Repurposable Drugs: As of now, there are no well-established repurposable drugs for the treatment of aspartylglucosaminuria (AGU). This rare genetic lysosomal storage disorder currently lacks specific therapies that have been widely accepted or identified through drug repurposing efforts. Treatment mainly focuses on managing symptoms and supportive care. Researchers are actively investigating potential therapeutic approaches, and ongoing clinical trials may provide new insights into repurposable drugs in the future.

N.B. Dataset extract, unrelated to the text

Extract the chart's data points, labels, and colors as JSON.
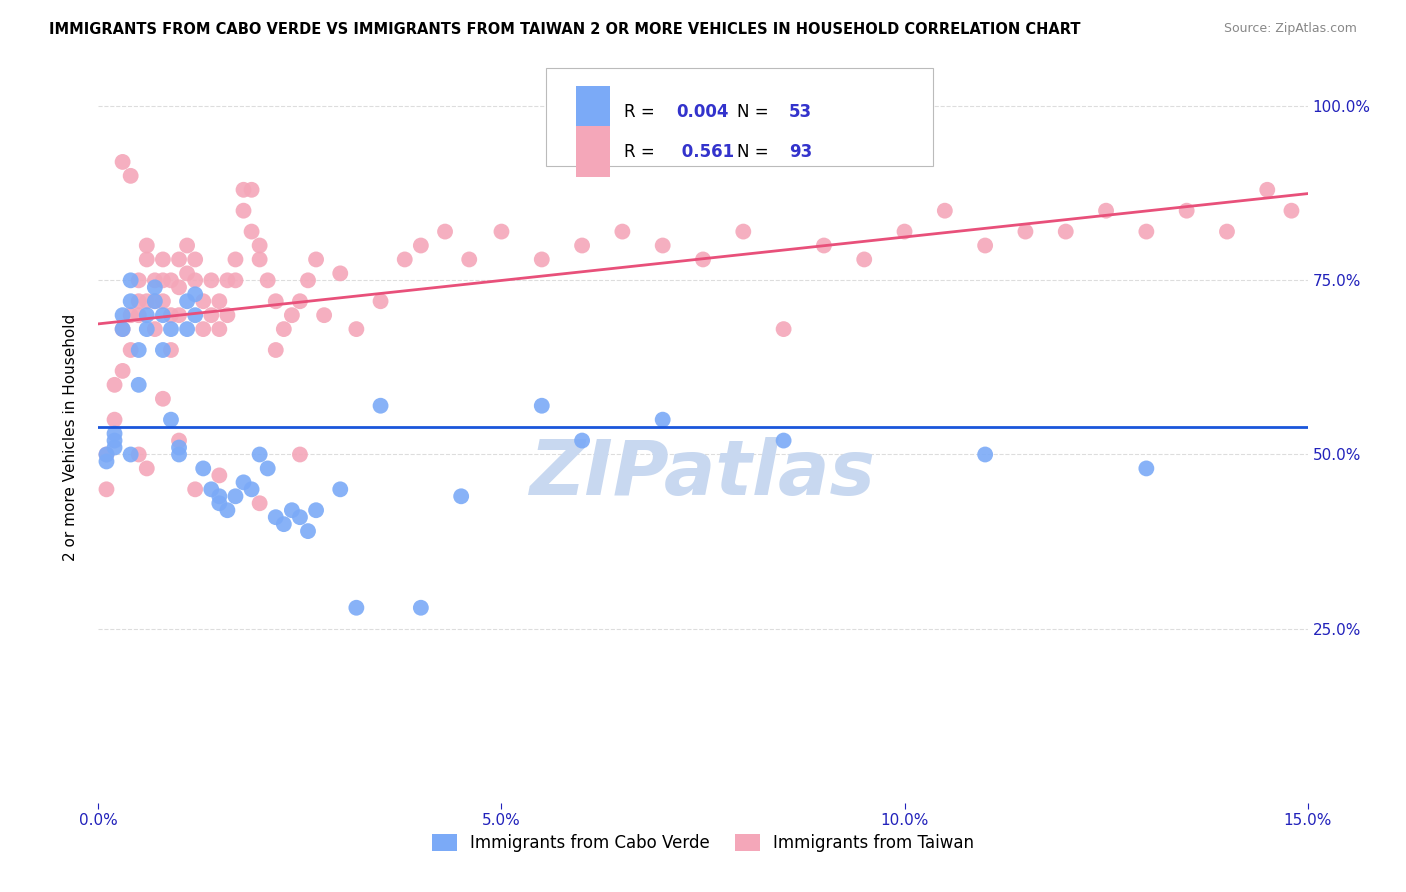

Metabolites: Aspartylglucosaminuria is a lysosomal storage disorder characterized by the accumulation of glycoasparagine due to a deficiency in the enzyme aspartylglucosaminidase. This condition leads to the progressive storage of these unmetabolized glycoprotein degradation products within the lysosomes of various tissues.
Nutraceuticals: Aspartylglucosaminuria (AGU) is a rare lysosomal storage disorder caused by a deficiency in the enzyme aspartylglucosaminidase. There is limited evidence on the effectiveness of nutraceuticals in treating AGU. Current treatment primarily focuses on managing symptoms and supportive care. Research into enzyme replacement therapy and other treatments is ongoing.
Peptides: Aspartylglucosaminuria is a rare lysosomal storage disorder caused by a deficiency in the enzyme aspartylglucosaminidase. This deficiency leads to the accumulation of glycoasparagine and related glycopeptides in the lysosomes. Nan, or nanoparticles, are not typically related to the standard understanding or treatment of this condition.